In all areas of science (and where statistical methods are applied), representative samples are typically achieved by randomly selecting samples from a wider population (e.g. Thompson, 2012; Smith et al., 2017; Tillé and Wilhelm, 2017). Random sampling ensures that the information contained in the sample is generalisable to the population that it was obtained from (Fisher, 1925). Simply using some sort of random sampling ensures that the data are representative and thereby able to answer many types of research questions (see Table 2.1).
An alternative, which is unfortunately common in marine ecology, is to select sites based on other (non-random) properties. These properties could include their convenience to be sampled, or what a researcher expects to find. This is called ‘ad-hoc’, ‘opportunistic’, ‘haphazard’, ‘judgemental’, ‘purposeful’, or ‘convenience’ sampling.
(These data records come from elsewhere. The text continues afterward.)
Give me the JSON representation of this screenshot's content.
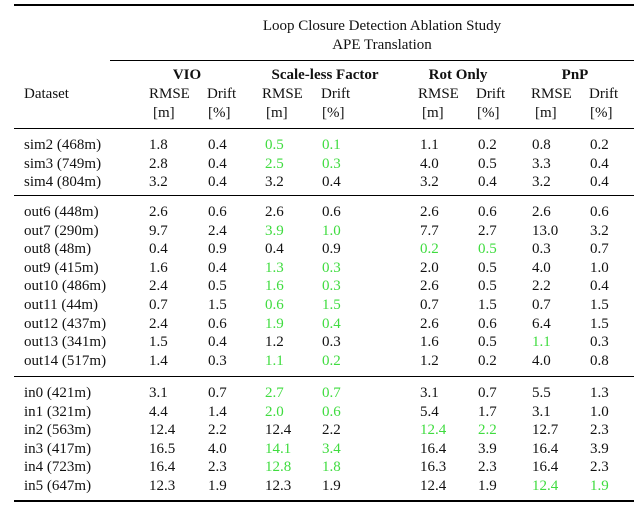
{
  "caption": {
    "line1": "Loop Closure Detection Ablation Study",
    "line2": "APE Translation"
  },
  "header": {
    "dataset_label": "Dataset",
    "methods": [
      {
        "name": "VIO",
        "rmse": "RMSE",
        "drift": "Drift",
        "rmse_unit": "[m]",
        "drift_unit": "[%]"
      },
      {
        "name": "Scale-less Factor",
        "rmse": "RMSE",
        "drift": "Drift",
        "rmse_unit": "[m]",
        "drift_unit": "[%]"
      },
      {
        "name": "Rot Only",
        "rmse": "RMSE",
        "drift": "Drift",
        "rmse_unit": "[m]",
        "drift_unit": "[%]"
      },
      {
        "name": "PnP",
        "rmse": "RMSE",
        "drift": "Drift",
        "rmse_unit": "[m]",
        "drift_unit": "[%]"
      }
    ]
  },
  "colors": {
    "highlight": "#3fdc3f",
    "text": "#111111",
    "rule": "#000000"
  },
  "groups": [
    {
      "rows": [
        {
          "dataset": "sim2 (468m)",
          "values": [
            "1.8",
            "0.4",
            "0.5",
            "0.1",
            "1.1",
            "0.2",
            "0.8",
            "0.2"
          ],
          "highlight": [
            2,
            3
          ]
        },
        {
          "dataset": "sim3 (749m)",
          "values": [
            "2.8",
            "0.4",
            "2.5",
            "0.3",
            "4.0",
            "0.5",
            "3.3",
            "0.4"
          ],
          "highlight": [
            2,
            3
          ]
        },
        {
          "dataset": "sim4 (804m)",
          "values": [
            "3.2",
            "0.4",
            "3.2",
            "0.4",
            "3.2",
            "0.4",
            "3.2",
            "0.4"
          ],
          "highlight": []
        }
      ]
    },
    {
      "rows": [
        {
          "dataset": "out6 (448m)",
          "values": [
            "2.6",
            "0.6",
            "2.6",
            "0.6",
            "2.6",
            "0.6",
            "2.6",
            "0.6"
          ],
          "highlight": []
        },
        {
          "dataset": "out7 (290m)",
          "values": [
            "9.7",
            "2.4",
            "3.9",
            "1.0",
            "7.7",
            "2.7",
            "13.0",
            "3.2"
          ],
          "highlight": [
            2,
            3
          ]
        },
        {
          "dataset": "out8 (48m)",
          "values": [
            "0.4",
            "0.9",
            "0.4",
            "0.9",
            "0.2",
            "0.5",
            "0.3",
            "0.7"
          ],
          "highlight": [
            4,
            5
          ]
        },
        {
          "dataset": "out9 (415m)",
          "values": [
            "1.6",
            "0.4",
            "1.3",
            "0.3",
            "2.0",
            "0.5",
            "4.0",
            "1.0"
          ],
          "highlight": [
            2,
            3
          ]
        },
        {
          "dataset": "out10 (486m)",
          "values": [
            "2.4",
            "0.5",
            "1.6",
            "0.3",
            "2.6",
            "0.5",
            "2.2",
            "0.4"
          ],
          "highlight": [
            2,
            3
          ]
        },
        {
          "dataset": "out11 (44m)",
          "values": [
            "0.7",
            "1.5",
            "0.6",
            "1.5",
            "0.7",
            "1.5",
            "0.7",
            "1.5"
          ],
          "highlight": [
            2,
            3
          ]
        },
        {
          "dataset": "out12 (437m)",
          "values": [
            "2.4",
            "0.6",
            "1.9",
            "0.4",
            "2.6",
            "0.6",
            "6.4",
            "1.5"
          ],
          "highlight": [
            2,
            3
          ]
        },
        {
          "dataset": "out13 (341m)",
          "values": [
            "1.5",
            "0.4",
            "1.2",
            "0.3",
            "1.6",
            "0.5",
            "1.1",
            "0.3"
          ],
          "highlight": [
            6
          ]
        },
        {
          "dataset": "out14 (517m)",
          "values": [
            "1.4",
            "0.3",
            "1.1",
            "0.2",
            "1.2",
            "0.2",
            "4.0",
            "0.8"
          ],
          "highlight": [
            2,
            3
          ]
        }
      ]
    },
    {
      "rows": [
        {
          "dataset": "in0 (421m)",
          "values": [
            "3.1",
            "0.7",
            "2.7",
            "0.7",
            "3.1",
            "0.7",
            "5.5",
            "1.3"
          ],
          "highlight": [
            2,
            3
          ]
        },
        {
          "dataset": "in1 (321m)",
          "values": [
            "4.4",
            "1.4",
            "2.0",
            "0.6",
            "5.4",
            "1.7",
            "3.1",
            "1.0"
          ],
          "highlight": [
            2,
            3
          ]
        },
        {
          "dataset": "in2 (563m)",
          "values": [
            "12.4",
            "2.2",
            "12.4",
            "2.2",
            "12.4",
            "2.2",
            "12.7",
            "2.3"
          ],
          "highlight": [
            4,
            5
          ]
        },
        {
          "dataset": "in3 (417m)",
          "values": [
            "16.5",
            "4.0",
            "14.1",
            "3.4",
            "16.4",
            "3.9",
            "16.4",
            "3.9"
          ],
          "highlight": [
            2,
            3
          ]
        },
        {
          "dataset": "in4 (723m)",
          "values": [
            "16.4",
            "2.3",
            "12.8",
            "1.8",
            "16.3",
            "2.3",
            "16.4",
            "2.3"
          ],
          "highlight": [
            2,
            3
          ]
        },
        {
          "dataset": "in5 (647m)",
          "values": [
            "12.3",
            "1.9",
            "12.3",
            "1.9",
            "12.4",
            "1.9",
            "12.4",
            "1.9"
          ],
          "highlight": [
            6,
            7
          ]
        }
      ]
    }
  ]
}
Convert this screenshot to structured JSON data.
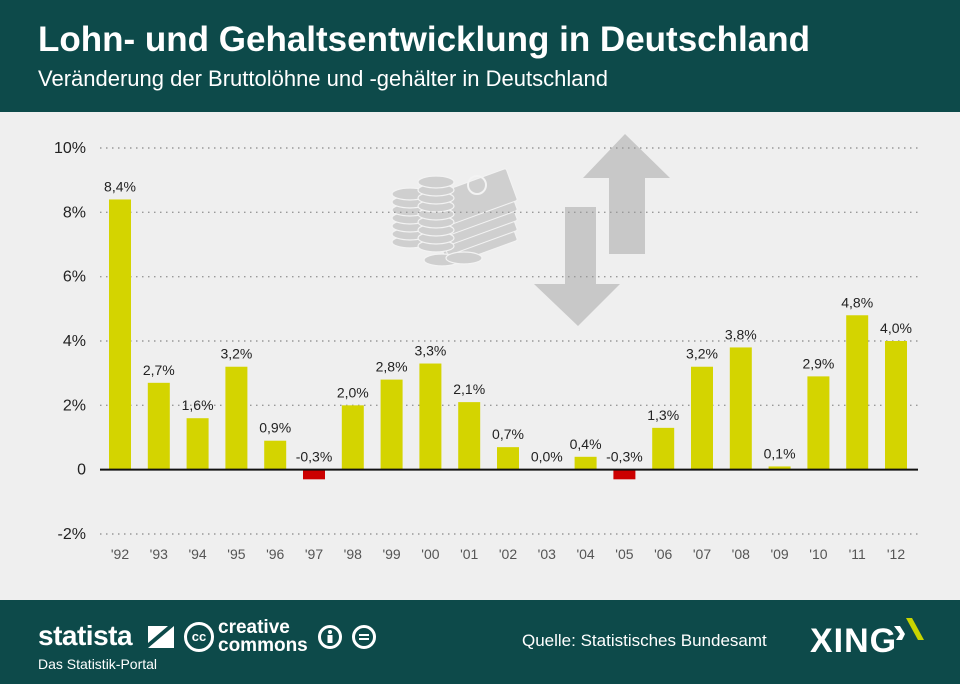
{
  "header": {
    "title": "Lohn- und Gehaltsentwicklung in Deutschland",
    "subtitle": "Veränderung der Bruttolöhne und -gehälter in Deutschland"
  },
  "footer": {
    "brand": "statista",
    "brand_sub": "Das Statistik-Portal",
    "cc_logo": "cc",
    "cc_line1": "creative",
    "cc_line2": "commons",
    "source": "Quelle: Statistisches Bundesamt",
    "partner": "XING",
    "icons": [
      "statista-icon",
      "creative-commons-icon",
      "attribution-icon",
      "no-derivatives-icon",
      "xing-icon"
    ]
  },
  "chart_data": {
    "type": "bar",
    "title": "Lohn- und Gehaltsentwicklung in Deutschland",
    "subtitle": "Veränderung der Bruttolöhne und -gehälter in Deutschland",
    "categories": [
      "'92",
      "'93",
      "'94",
      "'95",
      "'96",
      "'97",
      "'98",
      "'99",
      "'00",
      "'01",
      "'02",
      "'03",
      "'04",
      "'05",
      "'06",
      "'07",
      "'08",
      "'09",
      "'10",
      "'11",
      "'12"
    ],
    "values": [
      8.4,
      2.7,
      1.6,
      3.2,
      0.9,
      -0.3,
      2.0,
      2.8,
      3.3,
      2.1,
      0.7,
      0.0,
      0.4,
      -0.3,
      1.3,
      3.2,
      3.8,
      0.1,
      2.9,
      4.8,
      4.0
    ],
    "labels": [
      "8,4%",
      "2,7%",
      "1,6%",
      "3,2%",
      "0,9%",
      "-0,3%",
      "2,0%",
      "2,8%",
      "3,3%",
      "2,1%",
      "0,7%",
      "0,0%",
      "0,4%",
      "-0,3%",
      "1,3%",
      "3,2%",
      "3,8%",
      "0,1%",
      "2,9%",
      "4,8%",
      "4,0%"
    ],
    "y_ticks": [
      10,
      8,
      6,
      4,
      2,
      0,
      -2
    ],
    "y_tick_labels": [
      "10%",
      "8%",
      "6%",
      "4%",
      "2%",
      "0",
      "-2%"
    ],
    "ylim": [
      -2,
      10
    ],
    "xlabel": "",
    "ylabel": "",
    "grid": true,
    "colors": {
      "positive": "#d4d400",
      "negative": "#cc0000",
      "grid": "#999999",
      "axis": "#111111"
    },
    "decoration": [
      "money-icon",
      "arrow-up-icon",
      "arrow-down-icon"
    ]
  }
}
While at first glance this approach appears to be efficient, it in fact diminishes the ability to answer any questions about the population as a whole, which limits questions to those involving the specific sample only: descriptive and exploratory questions (unless non-testable assumptions are made). The reader is referred to Smith et al. (2017) and Dobson et al. (2020) for recent discussions on this topic in ecology.
The implication here is immediate and clear – researchers should randomise the sampling process if they expect the patterns observed in the sample to hold in the population. Researchers should not routinely perform haphazard sampling. Of course, there may be situations where a particular location appears so interesting that it could be appended to a randomised survey design, but its data can only be included into the analysis with additional (strong) assumptions and/or complexities in analysis approaches. The randomisation process is particularly important for monitoring programs where data from multiple surveys (through time and/or space) are combined.
An important side-effect of randomisation is that a researcher must specify what the statistical population under study is. Formally, for surveying geographic areas, the population is a collection of potential survey locations from which a random sample is taken, often called a sample frame in the literature. The formal specification of the sample frame is important as it gives the extent to which the results are legitimately generalisable. A sample frame may be delimited by some combination of: spatial extent, depth, habitat type, season and the type of sample that the selected gear can adequately collect. Generalisation beyond the sample frame requires assumptions, often quite strong assumptions, that the processes outside the sample frame are identical to those within it. It is best to try and avoid these assumptions by expanding the sample frame prior to undertaking the survey.